L'annonce que lecoronavirus a été fabriqué est très probablement fausse. En comparant la séquence du génome du SARS-CoV-2 et celles disponibles pour des souches de coronavirus connues, il ne fait aucun doute que le coronavirus, responsable de la pandémie de Covid-19, provient d'un processus naturel à partir de la chauve-souris. Cette pandémie met surtout en cause le rapprochement inconséquent des territoires de l'homme et de l'animal et l'émergence du sida avait déjà identifié ce problème.

Comment on a fustigé les autorités de santé à l'époque de la grippe H1N1 pour des dépenses inconsidérées !

La grippe espagnole était plus meurtrière. La peste noire aussi. Le contexte était totalement différent. Un monde ancien, sans aucune connaissance sur les virus et rien pour les combattre. Aujourd'hui le cadre a radicalement changé. Outre les avancées scientifiques phénoménales réalisées, les massacres de la Deuxième Guerre mondiale sont passés par là. Face à l'épidémie, la plupart des pays, le Brésil et l'Amérique de Trump exceptés, refusent de voir mourir leurs concitoyens, même les plus vieux et mettent tout en oeuvre pour atteindre cet objectif. Chaque individu compte. Même sur le terrain des guerres conventionnelles on n'accepte que difficilement les morts au combat dans ses propres rangs. Mais qui est vieux? Au 12 mai 2020, en France, l'âge moyen des cas graves était de 63 ans et 'seulement' 18 % étaient âgés de 75 ans et plus, même s'ils représentaient 39 % des décès. Sans parler de l'émergence d'une maladie inflammatoire systémique aiguë chez les enfants de moins de 5 ans pouvant entraîner de graves séquelles cardiaques et la mort. Tout le monde est concerné. Plus de 300.000 morts de par le monde. Morts tangibles, palpables, bien réels. Même si la mortalité globale ne sera, dit-on, que peu affectée, ceux-là ne devaient pas mourir.
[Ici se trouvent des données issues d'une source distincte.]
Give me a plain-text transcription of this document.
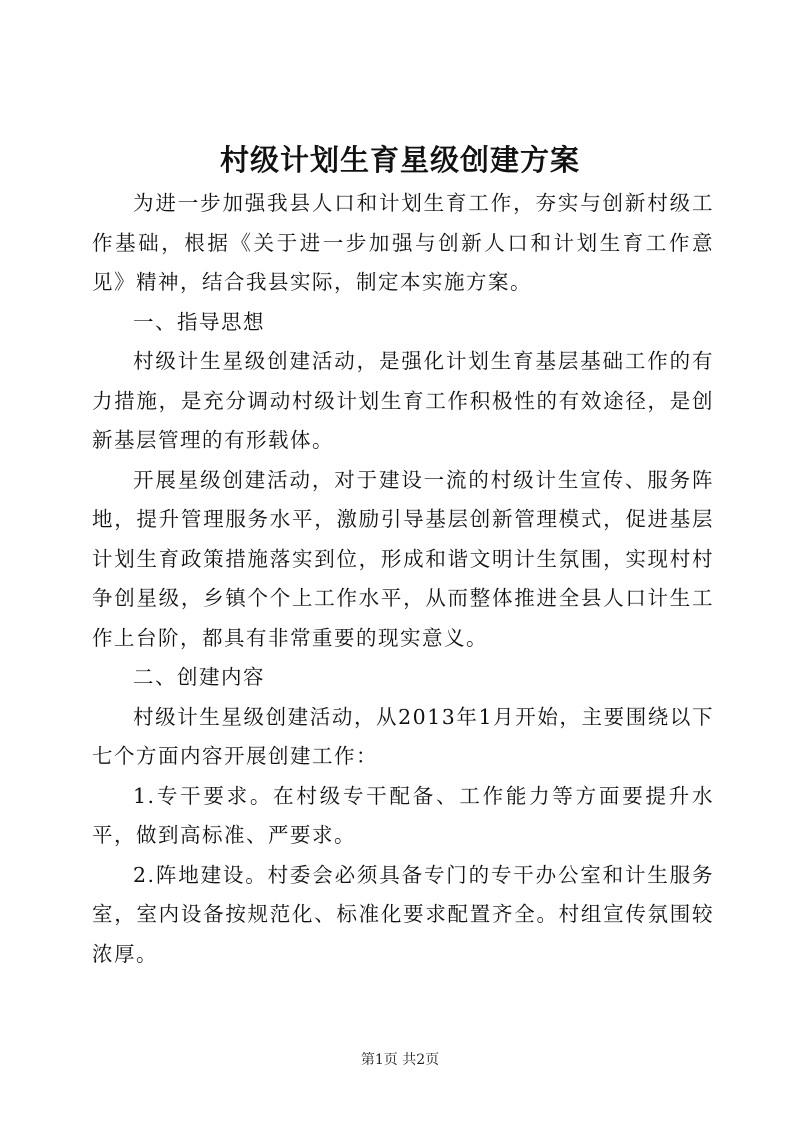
村级计划生育星级创建方案

为进一步加强我县人口和计划生育工作，夯实与创新村级工作基础，根据《关于进一步加强与创新人口和计划生育工作意见》精神，结合我县实际，制定本实施方案。

一、指导思想

村级计生星级创建活动，是强化计划生育基层基础工作的有力措施，是充分调动村级计划生育工作积极性的有效途径，是创新基层管理的有形载体。

开展星级创建活动，对于建设一流的村级计生宣传、服务阵地，提升管理服务水平，激励引导基层创新管理模式，促进基层计划生育政策措施落实到位，形成和谐文明计生氛围，实现村村争创星级，乡镇个个上工作水平，从而整体推进全县人口计生工作上台阶，都具有非常重要的现实意义。

二、创建内容

村级计生星级创建活动，从2013年1月开始，主要围绕以下七个方面内容开展创建工作：

1.专干要求。在村级专干配备、工作能力等方面要提升水平，做到高标准、严要求。

2.阵地建设。村委会必须具备专门的专干办公室和计生服务室，室内设备按规范化、标准化要求配置齐全。村组宣传氛围较浓厚。

第1页 共2页
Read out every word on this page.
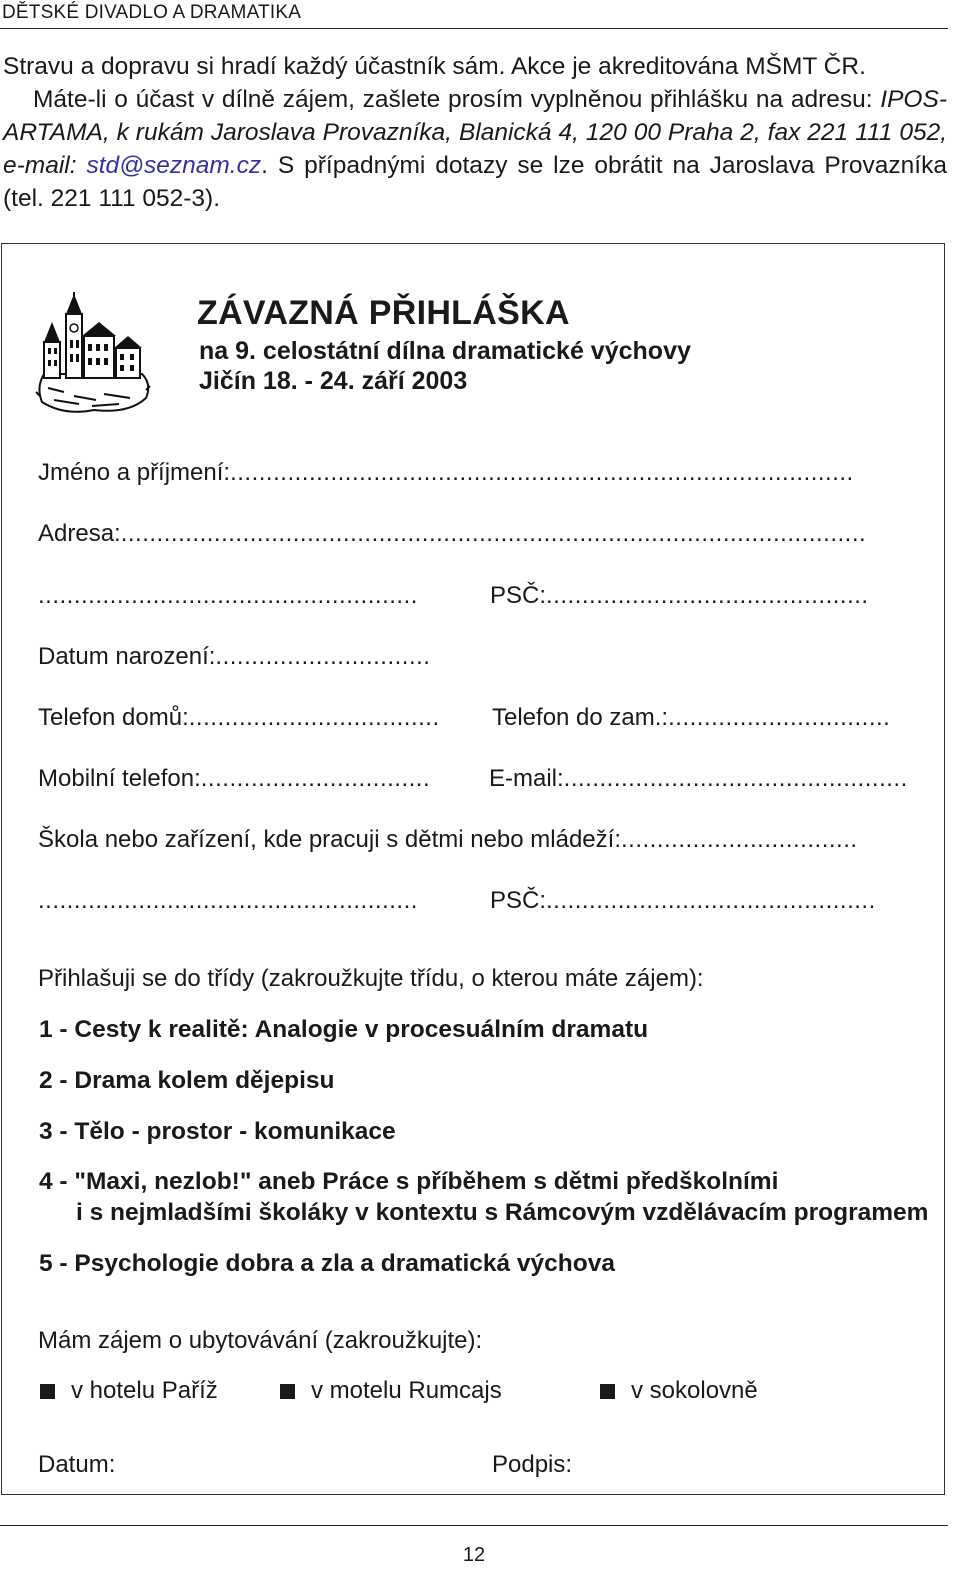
DĚTSKÉ DIVADLO A DRAMATIKA

Stravu a dopravu si hradí každý účastník sám. Akce je akreditována MŠMT ČR.

Máte-li o účast v dílně zájem, zašlete prosím vyplněnou přihlášku na adresu: IPOS-ARTAMA, k rukám Jaroslava Provazníka, Blanická 4, 120 00 Praha 2, fax 221 111 052, e-mail: std@seznam.cz. S případnými dotazy se lze obrátit na Jaroslava Provazníka (tel. 221 111 052-3).

ZÁVAZNÁ PŘIHLÁŠKA
na 9. celostátní dílna dramatické výchovy
Jičín 18. - 24. září 2003
Jméno a příjmení:.......................................................................................
Adresa:........................................................................................................
.....................................................	PSČ:.............................................
Datum narození:..............................
Telefon domů:................................... Telefon do zam.:...............................
Mobilní telefon:................................ E-mail:................................................
Škola nebo zařízení, kde pracuji s dětmi nebo mládeží:.................................
.....................................................	PSČ:..............................................
Přihlašuji se do třídy (zakroužkujte třídu, o kterou máte zájem):
1 - Cesty k realitě: Analogie v procesuálním dramatu
2 - Drama kolem dějepisu
3 - Tělo - prostor - komunikace
4 - "Maxi, nezlob!" aneb Práce s příběhem s dětmi předškolními
i s nejmladšími školáky v kontextu s Rámcovým vzdělávacím programem
5 - Psychologie dobra a zla a dramatická výchova
Mám zájem o ubytovávání (zakroužkujte):
v hotelu Paříž	v motelu Rumcajs	v sokolovně
Datum:	Podpis:
12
Le pouvoir aux scientifiques

Un autre aspect de la maladie qui rend insupportable la minimisation du nombre de décès par comparaison avec le virus de la grippe saisonnière, c'est l'agressivité de la maladie, la sévérité des symptômes, sa capacité à cibler tous les organes, délabrant tout sur son passage et laissant les patients dévastés par une atteinte multifonctionnelle. Il faut lire ce que racontent les malades qui en sortent.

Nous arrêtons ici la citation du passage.